Deep self-consistent learning of local volatility

TL;DR

This paper introduces a deep learning-based algorithm for calibrating local volatility surfaces from market option prices, leveraging neural networks to solve Dupire's PDE and enforce no-arbitrage conditions, resulting in more accurate and smooth volatility estimates.

Contribution

The paper proposes a novel deep self-consistent learning approach that jointly approximates option prices and local volatility, improving calibration accuracy and smoothness over existing methods.

Findings

Reduced interpolation errors

Enhanced smoothness of local volatility surfaces

Improved market option price re-pricing accuracy

Abstract

We present an algorithm for the calibration of local volatility from market option prices through deep self-consistent learning, by approximating both market option prices and local volatility using deep neural networks. Our method uses the initial-boundary value problem of the underlying Dupire's partial differential equation solved by the parameterized option prices to bring corrections to the parameterization in a self-consistent way.

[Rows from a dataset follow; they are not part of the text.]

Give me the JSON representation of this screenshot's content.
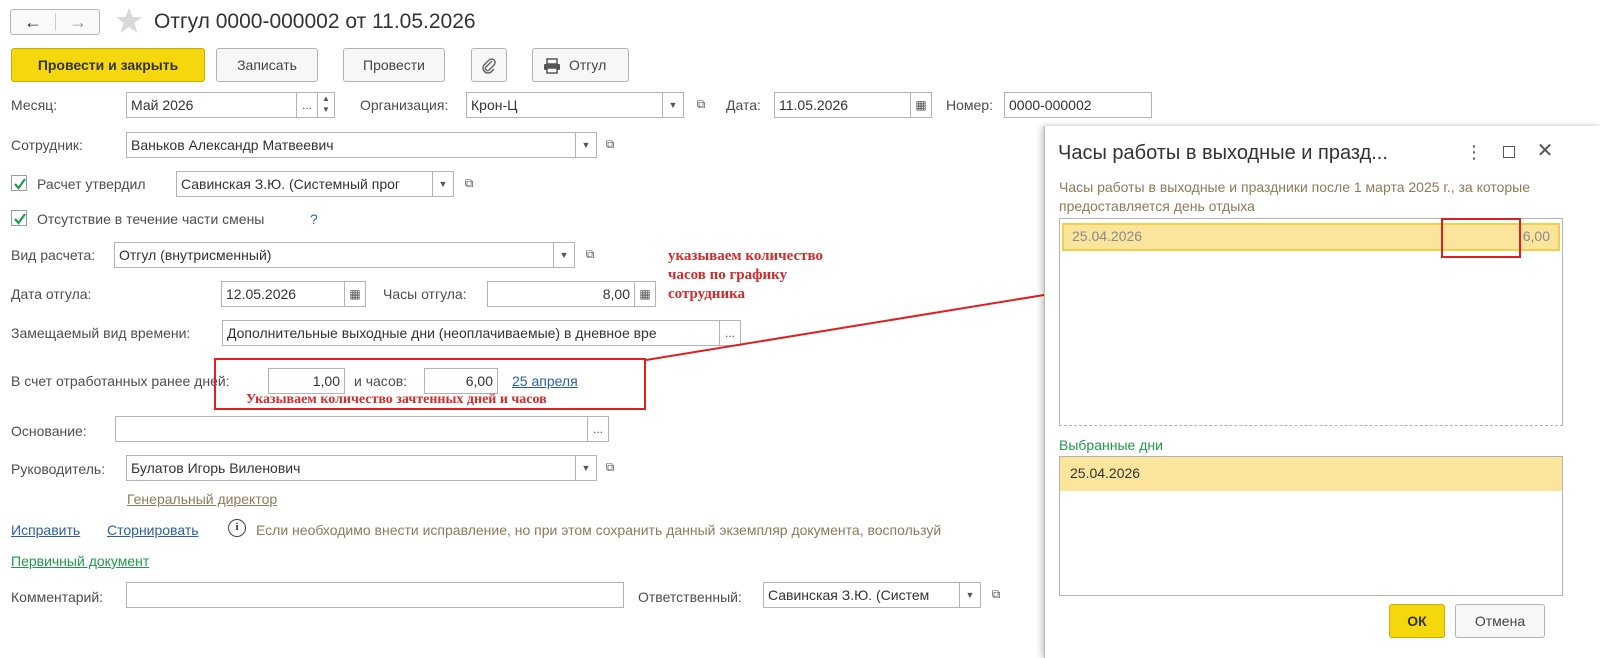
{
  "window": {
    "title": "Отгул 0000-000002 от 11.05.2026"
  },
  "toolbar": {
    "post_close": "Провести и закрыть",
    "save": "Записать",
    "post": "Провести",
    "print": "Отгул"
  },
  "form": {
    "month_label": "Месяц:",
    "month_value": "Май 2026",
    "org_label": "Организация:",
    "org_value": "Крон-Ц",
    "date_label": "Дата:",
    "date_value": "11.05.2026",
    "number_label": "Номер:",
    "number_value": "0000-000002",
    "employee_label": "Сотрудник:",
    "employee_value": "Ваньков Александр Матвеевич",
    "approved_label": "Расчет утвердил",
    "approved_value": "Савинская З.Ю. (Системный прог",
    "partial_label": "Отсутствие в течение части смены",
    "help": "?",
    "calc_type_label": "Вид расчета:",
    "calc_type_value": "Отгул (внутрисменный)",
    "leave_date_label": "Дата отгула:",
    "leave_date_value": "12.05.2026",
    "leave_hours_label": "Часы отгула:",
    "leave_hours_value": "8,00",
    "replaced_label": "Замещаемый вид времени:",
    "replaced_value": "Дополнительные выходные дни (неоплачиваемые) в дневное вре",
    "worked_label": "В счет отработанных ранее дней:",
    "worked_days_value": "1,00",
    "worked_hours_label": "и часов:",
    "worked_hours_value": "6,00",
    "worked_link": "25 апреля",
    "basis_label": "Основание:",
    "basis_value": "",
    "manager_label": "Руководитель:",
    "manager_value": "Булатов Игорь Виленович",
    "manager_position": "Генеральный директор",
    "fix_link": "Исправить",
    "storno_link": "Сторнировать",
    "info_text": "Если необходимо внести исправление, но при этом сохранить данный экземпляр документа, воспользуй",
    "primary_doc_link": "Первичный документ",
    "comment_label": "Комментарий:",
    "comment_value": "",
    "responsible_label": "Ответственный:",
    "responsible_value": "Савинская З.Ю. (Систем"
  },
  "annotations": {
    "hours_note_1": "указываем количество",
    "hours_note_2": "часов по графику",
    "hours_note_3": "сотрудника",
    "counted_note": "Указываем количество зачтенных дней и часов"
  },
  "dialog": {
    "title": "Часы работы в выходные и празд...",
    "description": "Часы работы в выходные и праздники после 1 марта 2025 г., за которые предоставляется день отдыха",
    "rows": [
      {
        "date": "25.04.2026",
        "hours": "6,00"
      }
    ],
    "selected_label": "Выбранные дни",
    "selected_rows": [
      "25.04.2026"
    ],
    "ok": "ОК",
    "cancel": "Отмена"
  },
  "colors": {
    "accent_yellow": "#f5d70d",
    "annotation_red": "#e02020",
    "link_blue": "#2a5ea8",
    "green_text": "#1f9a4a"
  }
}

By exploiting the differentiability of neural networks, we can evaluate Dupire's equation locally at each strike-maturity pair; while by exploiting their continuity, we sample strike-maturity pairs uniformly from a given domain, going beyond the discrete points where the options are quoted. Moreover, the absence of arbitrage opportunities are imposed by penalizing an associated loss function as a soft constraint. For comparison with existing approaches, the proposed method is tested on both synthetic and market option prices, which shows an improved performance in terms of reduced interpolation and reprice errors, as well as the smoothness of the calibrated local volatility. An ablation study has been performed, asserting the robustness and significance of the proposed method.